Она закашлялась — тяжело, долго, надрывно; затем, сменив напряженную гримасу на улыбку, повернулась к сестре.
— Ну что ты на меня так уставилась, Розка? Простыла по дороге, бывает. Месяц в угольном трюме — это тебе не отель “Континенталь”. Помнишь отель “Континенталь”?
— Помню, — улыбнулась Шошана. — Мы там с тобой останавливались в Одессе еще до… до всего этого…
— Ну вот, — кивнула Рахель, подхватывая свой саквояж. — Пошли, Розка, пошли… Теперь там уже, наверное, Губхоз… или Губком… У большевиков, знаешь, прямо какая-то страсть к губам. Недоцеловали их, что ли, в детстве?
Она задержалась в Тель-Авиве ровно настолько, чтобы привести себя в порядок и мельком повидать брата, сестер, престарелого отца и сам город-подросток, который, казалось, так и не определился пока относительно своей породы и природы — шумной и затейливой по-восточному, по-европейски чопорной и снобистской, безоглядно-решительной по-русски.
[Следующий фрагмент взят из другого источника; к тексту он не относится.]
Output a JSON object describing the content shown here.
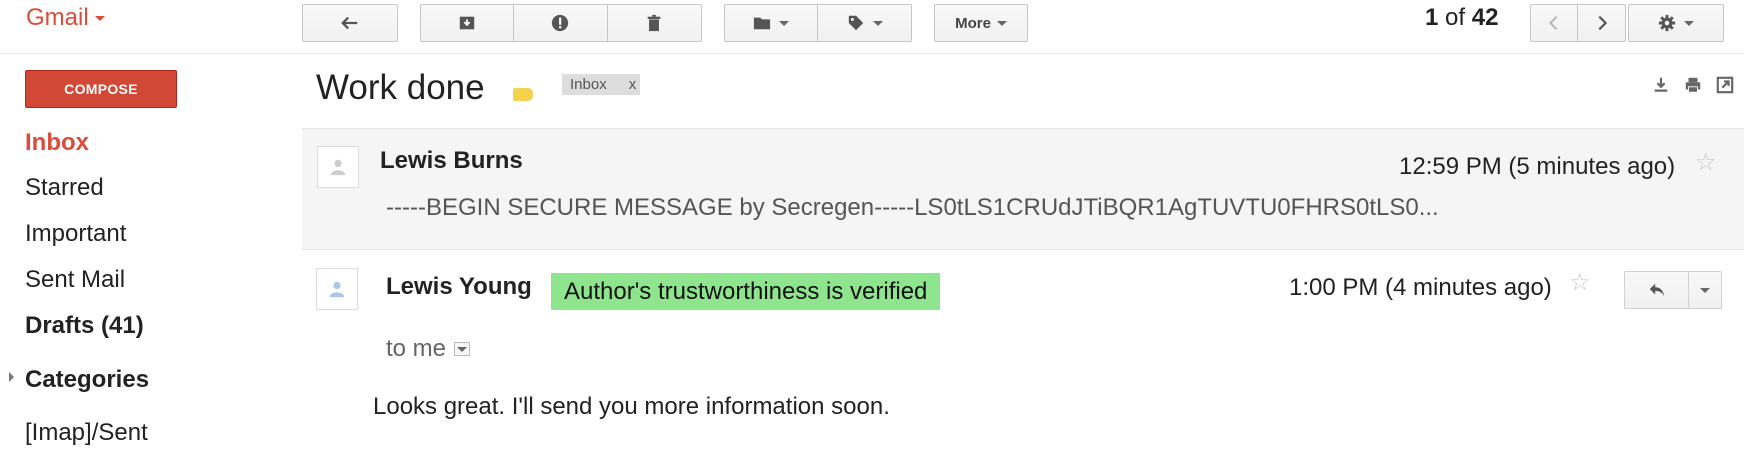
{
  "app": {
    "name": "Gmail"
  },
  "toolbar": {
    "more_label": "More",
    "pager": {
      "current": "1",
      "of_label": "of",
      "total": "42"
    }
  },
  "sidebar": {
    "compose_label": "COMPOSE",
    "items": [
      {
        "label": "Inbox"
      },
      {
        "label": "Starred"
      },
      {
        "label": "Important"
      },
      {
        "label": "Sent Mail"
      },
      {
        "label": "Drafts (41)"
      },
      {
        "label": "Categories"
      },
      {
        "label": "[Imap]/Sent"
      }
    ]
  },
  "thread": {
    "subject": "Work done",
    "label_chip": {
      "label": "Inbox",
      "close": "x"
    },
    "messages": [
      {
        "sender": "Lewis Burns",
        "time": "12:59 PM (5 minutes ago)",
        "snippet": "-----BEGIN SECURE MESSAGE by Secregen-----LS0tLS1CRUdJTiBQR1AgTUVTU0FHRS0tLS0..."
      },
      {
        "sender": "Lewis Young",
        "verified_badge": "Author's trustworthiness is verified",
        "time": "1:00 PM (4 minutes ago)",
        "to_label": "to me",
        "body": "Looks great. I'll send you more information soon."
      }
    ]
  },
  "colors": {
    "brand_red": "#dd4b39",
    "compose_bg": "#d14836",
    "verified_bg": "#8ee58e",
    "label_yellow": "#f4d24e"
  }
}
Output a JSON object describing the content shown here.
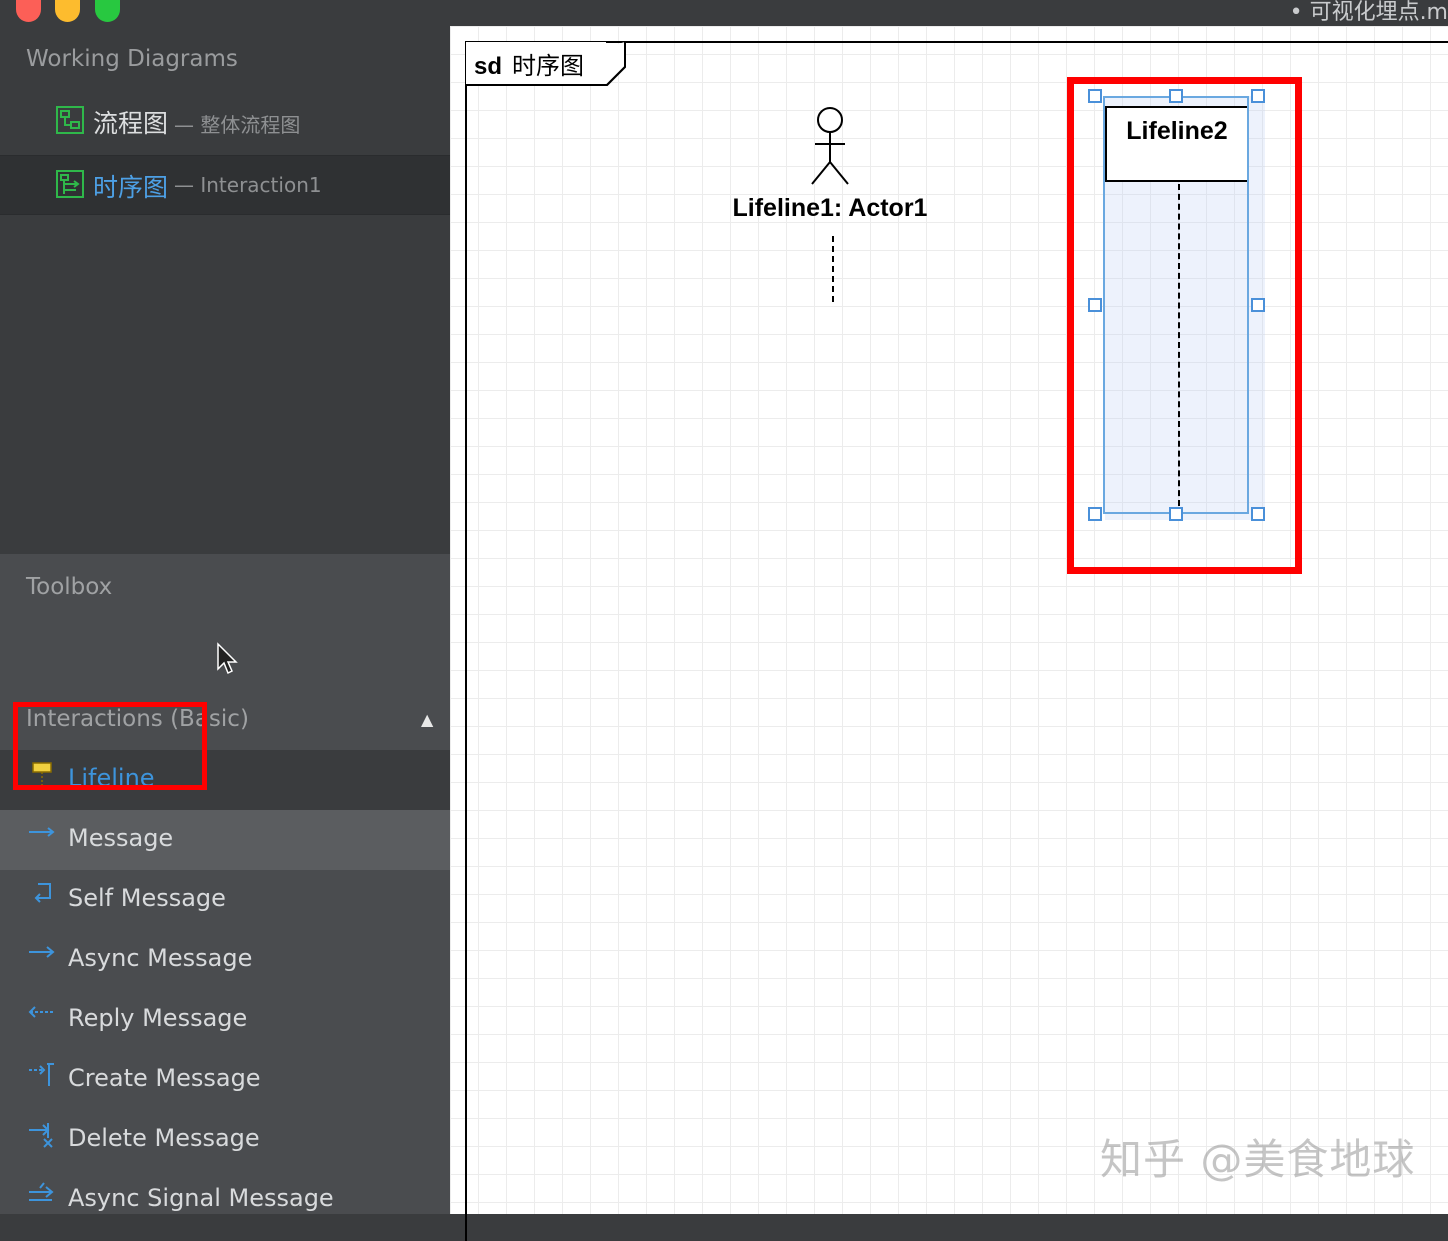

Голубой магнит Кинерета притягивал сильнее любых других интересов, связей и уз. Теперь, когда между ним и Рахелью не оставалось никаких препятствий кроме двух дней пути, она не могла и не хотела справляться с праздничной волной нетерпения, размывающей душу и сердце. Даже кашель куда-то делся, отступил или, по крайней мере, мучил не так сильно, как прежде — и это тоже было хорошим знаком, проявлением чудодейственной силы Кинерета, врачующей любые беды и недуги.
Когда коляска подъехала к повороту, за которым, как она помнила, открывался вид на озеро, Рахель закрыла глаза. Что если все окажется иным, не таким, как представлялось в Тулузе, Вятке, Бердянске, Одессе? Что если тоска, одиночество, лишения и болезнь раздули изначально незначительный образ до размеров, несопоставимых с его реальным содержанием, наделили волшебной силой обычный прозаический водоем, один из многих? Что тогда? Сердце ее колотилось у самого горла.